Recently, I’ve listened to reports from the Orlando massacre and keep
hearing the term ‘community’. I
understand the LGBTQ ‘community’ banding together under a rainbow flag
supporting each other. I also understand those hateful comments on social media
for they too have their communities.
So why do we have to associate or reference that we belong to a
community?
Seems the first community is the family. We all have the same last name.
We all live in the same house. We all eat at the same table. We all go to sleep
at the same time and we all wake up at the same time. We all get in the family
car and go on vacation together. We are a community.
Then there is the extended family. Uncles and cousins and grandparents,
but we are still connected as family so we are a bigger community.
Seems to me this whole community thing started way back in the day when a
family lived together to work on survival. Kids were born to work on the farm
and raise the crops and slop the hogs and battle any other family trying to
share their territory. Children would start their own families but stayed close
to the original family community.
Then it happened. Communities started to intermingle.

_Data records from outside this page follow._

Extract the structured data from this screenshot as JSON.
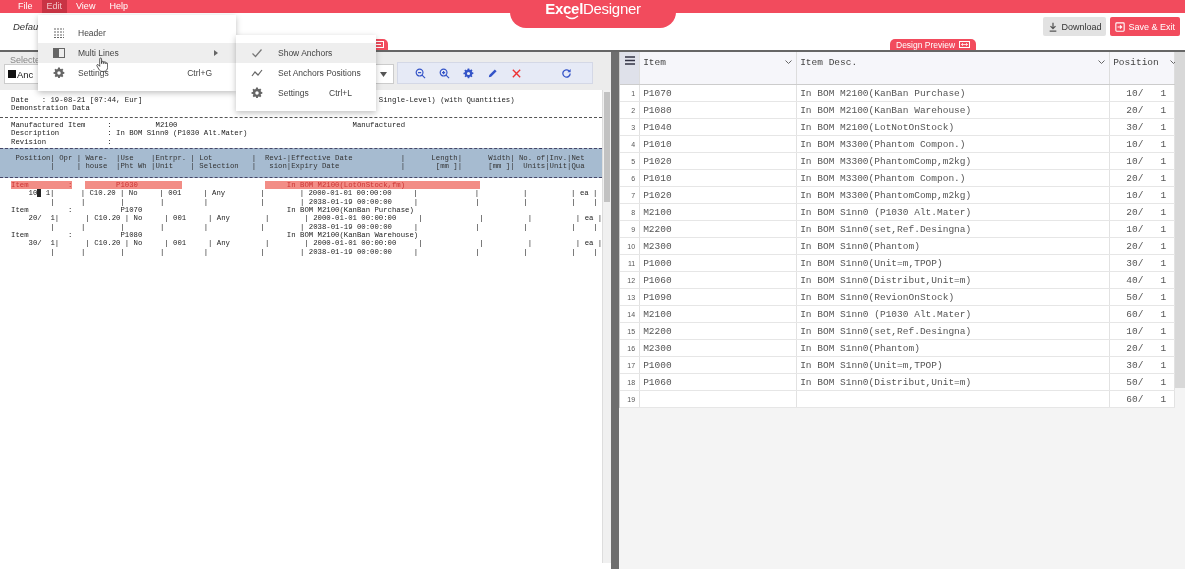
{
  "menu_bar": {
    "items": [
      {
        "label": "File",
        "selected": false
      },
      {
        "label": "Edit",
        "selected": true
      },
      {
        "label": "View",
        "selected": false
      },
      {
        "label": "Help",
        "selected": false
      }
    ]
  },
  "logo": {
    "text": "**Excel**Designer"
  },
  "document_title": "Defau",
  "buttons": [
    {
      "label": "Download",
      "kind": "secondary"
    },
    {
      "label": "Save & Exit",
      "kind": "primary"
    }
  ],
  "preview_tab": {
    "label": "Design Preview"
  },
  "selector": {
    "label": "Selecte",
    "value": "Anc"
  },
  "report": {
    "lines": [
      {
        "kind": "text",
        "segments": [
          {
            "kind": "plain",
            "text": "Date   : 19-08-21 [07:44, Eur]                                                      Single-Level) (with Quantities)"
          }
        ]
      },
      {
        "kind": "text",
        "segments": [
          {
            "kind": "plain",
            "text": "Demonstration Data"
          }
        ]
      },
      {
        "kind": "rule"
      },
      {
        "kind": "text",
        "segments": [
          {
            "kind": "plain",
            "text": "Manufactured Item     :          M2100                                        Manufactured"
          }
        ]
      },
      {
        "kind": "text",
        "segments": [
          {
            "kind": "plain",
            "text": "Description           : In BOM S1nn0 (P1030 Alt.Mater)"
          }
        ]
      },
      {
        "kind": "text",
        "segments": [
          {
            "kind": "plain",
            "text": "Revision              :"
          }
        ]
      },
      {
        "kind": "band",
        "lines": [
          " Position| Opr | Ware-  |Use    |Entrpr. | Lot         |  Revi-|Effective Date           |      Length|      Width| No. of|Inv.|Net",
          "         |     | house  |Pht Wh |Unit    | Selection   |   sion|Expiry Date              |       [mm ]|      [mm ]|  Units|Unit|Qua"
        ]
      },
      {
        "kind": "text",
        "segments": [
          {
            "kind": "anchor",
            "text": "Item         :"
          },
          {
            "kind": "anchor",
            "text": "       P1030          "
          },
          {
            "kind": "anchor",
            "text": "     In BOM M2100(LotOnStock,fm)                 "
          }
        ]
      },
      {
        "kind": "text",
        "segments": [
          {
            "kind": "plain",
            "text": "    10"
          },
          {
            "kind": "cursor"
          },
          {
            "kind": "plain",
            "text": " 1|      | C10.20 | No     | 001     | Any        |        | 2000-01-01 00:00:00     |             |          |          | ea |"
          }
        ]
      },
      {
        "kind": "text",
        "segments": [
          {
            "kind": "plain",
            "text": "         |      |        |        |         |            |        | 2038-01-19 00:00:00     |             |          |          |    |"
          }
        ]
      },
      {
        "kind": "text",
        "segments": [
          {
            "kind": "plain",
            "text": "Item         :           P1070                                 In BOM M2100(KanBan Purchase)"
          }
        ]
      },
      {
        "kind": "text",
        "segments": [
          {
            "kind": "plain",
            "text": "    20/  1|      | C10.20 | No     | 001     | Any        |        | 2000-01-01 00:00:00     |             |          |          | ea |"
          }
        ]
      },
      {
        "kind": "text",
        "segments": [
          {
            "kind": "plain",
            "text": "         |      |        |        |         |            |        | 2038-01-19 00:00:00     |             |          |          |    |"
          }
        ]
      },
      {
        "kind": "text",
        "segments": [
          {
            "kind": "plain",
            "text": "Item         :           P1080                                 In BOM M2100(KanBan Warehouse)"
          }
        ]
      },
      {
        "kind": "text",
        "segments": [
          {
            "kind": "plain",
            "text": "    30/  1|      | C10.20 | No     | 001     | Any        |        | 2000-01-01 00:00:00     |             |          |          | ea |"
          }
        ]
      },
      {
        "kind": "text",
        "segments": [
          {
            "kind": "plain",
            "text": "         |      |        |        |         |            |        | 2038-01-19 00:00:00     |             |          |          |    |"
          }
        ]
      }
    ]
  },
  "grid": {
    "columns": [
      "Item",
      "Item Desc.",
      "Position"
    ],
    "rows": [
      {
        "num": "1",
        "item": "P1070",
        "desc": "In BOM M2100(KanBan Purchase)",
        "position": "10/   1"
      },
      {
        "num": "2",
        "item": "P1080",
        "desc": "In BOM M2100(KanBan Warehouse)",
        "position": "20/   1"
      },
      {
        "num": "3",
        "item": "P1040",
        "desc": "In BOM M2100(LotNotOnStock)",
        "position": "30/   1"
      },
      {
        "num": "4",
        "item": "P1010",
        "desc": "In BOM M3300(Phantom Compon.)",
        "position": "10/   1"
      },
      {
        "num": "5",
        "item": "P1020",
        "desc": "In BOM M3300(PhantomComp,m2kg)",
        "position": "10/   1"
      },
      {
        "num": "6",
        "item": "P1010",
        "desc": "In BOM M3300(Phantom Compon.)",
        "position": "20/   1"
      },
      {
        "num": "7",
        "item": "P1020",
        "desc": "In BOM M3300(PhantomComp,m2kg)",
        "position": "10/   1"
      },
      {
        "num": "8",
        "item": "M2100",
        "desc": "In BOM S1nn0 (P1030 Alt.Mater)",
        "position": "20/   1"
      },
      {
        "num": "9",
        "item": "M2200",
        "desc": "In BOM S1nn0(set,Ref.Desingna)",
        "position": "10/   1"
      },
      {
        "num": "10",
        "item": "M2300",
        "desc": "In BOM S1nn0(Phantom)",
        "position": "20/   1"
      },
      {
        "num": "11",
        "item": "P1000",
        "desc": "In BOM S1nn0(Unit=m,TPOP)",
        "position": "30/   1"
      },
      {
        "num": "12",
        "item": "P1060",
        "desc": "In BOM S1nn0(Distribut,Unit=m)",
        "position": "40/   1"
      },
      {
        "num": "13",
        "item": "P1090",
        "desc": "In BOM S1nn0(RevionOnStock)",
        "position": "50/   1"
      },
      {
        "num": "14",
        "item": "M2100",
        "desc": "In BOM S1nn0 (P1030 Alt.Mater)",
        "position": "60/   1"
      },
      {
        "num": "15",
        "item": "M2200",
        "desc": "In BOM S1nn0(set,Ref.Desingna)",
        "position": "10/   1"
      },
      {
        "num": "16",
        "item": "M2300",
        "desc": "In BOM S1nn0(Phantom)",
        "position": "20/   1"
      },
      {
        "num": "17",
        "item": "P1000",
        "desc": "In BOM S1nn0(Unit=m,TPOP)",
        "position": "30/   1"
      },
      {
        "num": "18",
        "item": "P1060",
        "desc": "In BOM S1nn0(Distribut,Unit=m)",
        "position": "50/   1"
      },
      {
        "num": "19",
        "position": "60/   1"
      }
    ]
  },
  "edit_menu": {
    "items": [
      {
        "label": "Header",
        "kind": "header",
        "selected": false
      },
      {
        "label": "Multi Lines",
        "kind": "multi-lines",
        "selected": true,
        "submenu": true
      },
      {
        "label": "Settings",
        "kind": "settings",
        "selected": false,
        "shortcut": "Ctrl+G"
      }
    ]
  },
  "submenu": {
    "items": [
      {
        "label": "Show Anchors",
        "kind": "toggle",
        "checked": true,
        "selected": true
      },
      {
        "label": "Set Anchors Positions",
        "kind": "positions",
        "selected": false
      },
      {
        "label": "Settings",
        "kind": "settings",
        "selected": false,
        "shortcut": "Ctrl+L"
      }
    ]
  }
}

Our community became much larger. We developed counties and cities and
states and countries.
Yet, we still needed to define ourselves. The name game still followed us
but there was more needed for our new communities. So we assort, classify,
group, pigeonhole, separate, sort, distribute, grade, pigeonhole, place, range,
rank, rate, and stereotype ourselves.
Are we more comfortable or safe within our community?

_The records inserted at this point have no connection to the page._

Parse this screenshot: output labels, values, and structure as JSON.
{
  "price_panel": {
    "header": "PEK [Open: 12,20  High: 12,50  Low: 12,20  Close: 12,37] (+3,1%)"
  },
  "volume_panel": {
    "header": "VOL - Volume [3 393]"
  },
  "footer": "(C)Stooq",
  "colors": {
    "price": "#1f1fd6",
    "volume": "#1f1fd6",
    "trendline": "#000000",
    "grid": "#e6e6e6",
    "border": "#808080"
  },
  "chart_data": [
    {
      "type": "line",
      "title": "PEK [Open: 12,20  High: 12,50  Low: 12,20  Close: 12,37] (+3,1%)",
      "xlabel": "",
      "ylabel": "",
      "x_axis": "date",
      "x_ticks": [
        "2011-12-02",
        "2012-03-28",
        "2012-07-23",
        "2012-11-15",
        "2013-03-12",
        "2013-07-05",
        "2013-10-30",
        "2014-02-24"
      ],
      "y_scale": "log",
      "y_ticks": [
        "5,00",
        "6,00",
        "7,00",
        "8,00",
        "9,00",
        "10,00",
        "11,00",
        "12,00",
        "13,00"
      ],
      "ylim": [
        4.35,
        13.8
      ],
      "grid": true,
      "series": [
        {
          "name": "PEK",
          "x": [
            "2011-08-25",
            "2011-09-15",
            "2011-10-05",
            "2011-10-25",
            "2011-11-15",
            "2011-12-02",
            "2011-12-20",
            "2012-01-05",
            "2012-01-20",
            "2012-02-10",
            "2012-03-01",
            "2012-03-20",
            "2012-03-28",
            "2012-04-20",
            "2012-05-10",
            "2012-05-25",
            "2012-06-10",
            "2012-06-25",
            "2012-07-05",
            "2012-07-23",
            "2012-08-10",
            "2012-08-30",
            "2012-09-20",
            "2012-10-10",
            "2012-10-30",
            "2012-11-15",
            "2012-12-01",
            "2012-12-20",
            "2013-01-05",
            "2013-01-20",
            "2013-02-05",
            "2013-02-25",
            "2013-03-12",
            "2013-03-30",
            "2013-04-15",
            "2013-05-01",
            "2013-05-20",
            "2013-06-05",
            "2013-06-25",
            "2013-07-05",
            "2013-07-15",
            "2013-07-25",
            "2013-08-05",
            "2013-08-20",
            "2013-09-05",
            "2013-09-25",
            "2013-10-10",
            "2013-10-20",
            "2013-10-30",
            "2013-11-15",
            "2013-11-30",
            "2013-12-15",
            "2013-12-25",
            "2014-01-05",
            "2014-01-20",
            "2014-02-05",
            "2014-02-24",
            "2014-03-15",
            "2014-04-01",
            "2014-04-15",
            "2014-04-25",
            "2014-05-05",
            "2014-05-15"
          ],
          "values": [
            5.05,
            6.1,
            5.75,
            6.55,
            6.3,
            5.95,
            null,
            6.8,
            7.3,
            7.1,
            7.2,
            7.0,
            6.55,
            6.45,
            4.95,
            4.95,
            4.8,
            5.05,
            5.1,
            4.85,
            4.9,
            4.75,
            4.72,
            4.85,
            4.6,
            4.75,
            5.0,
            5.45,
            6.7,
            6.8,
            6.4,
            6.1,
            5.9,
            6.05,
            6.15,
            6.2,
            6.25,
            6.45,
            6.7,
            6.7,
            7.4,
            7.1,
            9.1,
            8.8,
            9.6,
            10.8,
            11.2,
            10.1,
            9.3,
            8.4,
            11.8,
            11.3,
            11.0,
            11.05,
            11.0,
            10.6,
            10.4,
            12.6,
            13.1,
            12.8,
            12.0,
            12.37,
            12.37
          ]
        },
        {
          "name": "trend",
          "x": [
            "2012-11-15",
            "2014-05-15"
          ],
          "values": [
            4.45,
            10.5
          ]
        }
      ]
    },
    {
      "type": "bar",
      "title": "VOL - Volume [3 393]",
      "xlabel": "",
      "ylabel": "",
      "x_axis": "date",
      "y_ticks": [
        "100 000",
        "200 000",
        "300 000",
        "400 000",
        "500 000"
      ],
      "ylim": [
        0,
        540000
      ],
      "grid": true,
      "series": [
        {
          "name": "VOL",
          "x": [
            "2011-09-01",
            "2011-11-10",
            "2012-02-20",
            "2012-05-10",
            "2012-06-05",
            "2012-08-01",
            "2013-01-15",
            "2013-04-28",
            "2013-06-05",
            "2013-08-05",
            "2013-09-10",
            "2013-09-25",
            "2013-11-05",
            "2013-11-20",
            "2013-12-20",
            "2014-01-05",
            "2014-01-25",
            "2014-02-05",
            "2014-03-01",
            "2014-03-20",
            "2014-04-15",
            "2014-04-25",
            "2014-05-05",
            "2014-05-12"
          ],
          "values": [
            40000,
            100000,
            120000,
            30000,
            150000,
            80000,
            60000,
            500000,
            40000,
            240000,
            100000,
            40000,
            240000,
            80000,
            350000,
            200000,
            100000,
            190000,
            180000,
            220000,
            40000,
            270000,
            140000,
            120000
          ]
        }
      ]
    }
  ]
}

Tall vs short? Brunette vs blonde? Left-handed vs right-handed? Light vs
dark? Fat vs thin? Educated vs ignorant? Angry vs kind? Coffee drinker vs tea
drinker? Rum vs bourbon? Rich vs poor? Rock vs classical? Republican vs
Democrat? Religious vs heathen? Married vs single? Sloppy vs neat? Love vs
hate? Male vs female? Gay vs straight? Fast vs slow? Pretty vs ugly? Us vs
them?
It goes on and on and on. We define ourselves and then re-define
ourselves. Every employment application asks us details of our lives in a sheet
or two of check off boxes. Buying a house and requiring a bank loan requires
details of our lives. Which communities will they accept and which ones do we
just not ask?
If you play on a football team, do you ask the person next to you what
religion they are? Do you ask if they live in a big house or drive a fancy car?
Do you ask if they are gay or not? Of course not, because you are there as
teammates and if that person can run and throw and catch, then necessary
qualities are met to play the game for the team is the community.
Living in a community, the neighbors come and go. New houses are built,
trees are cut down, babies are born and families move. There is a name to this
‘community’. Probably no one else knows it without research for when these
houses were built after the war developers purchased blocks of land and named
it for realtors to identify for sale. To identify the location must use a
familiar landmark because no one remembers the community name.
If we continue to define ourselves with titles and accolades and wealth
and style and yes, communities, then how can we become integrated and accept
our divergence? Can our communities combine and make our society better rather
than creating bigotry and prejudice and intolerance for another of our own
human species, no matter the difference?
My question is with all our divisions and definitions are we not just
inhabitants of a small blue planet floating in space?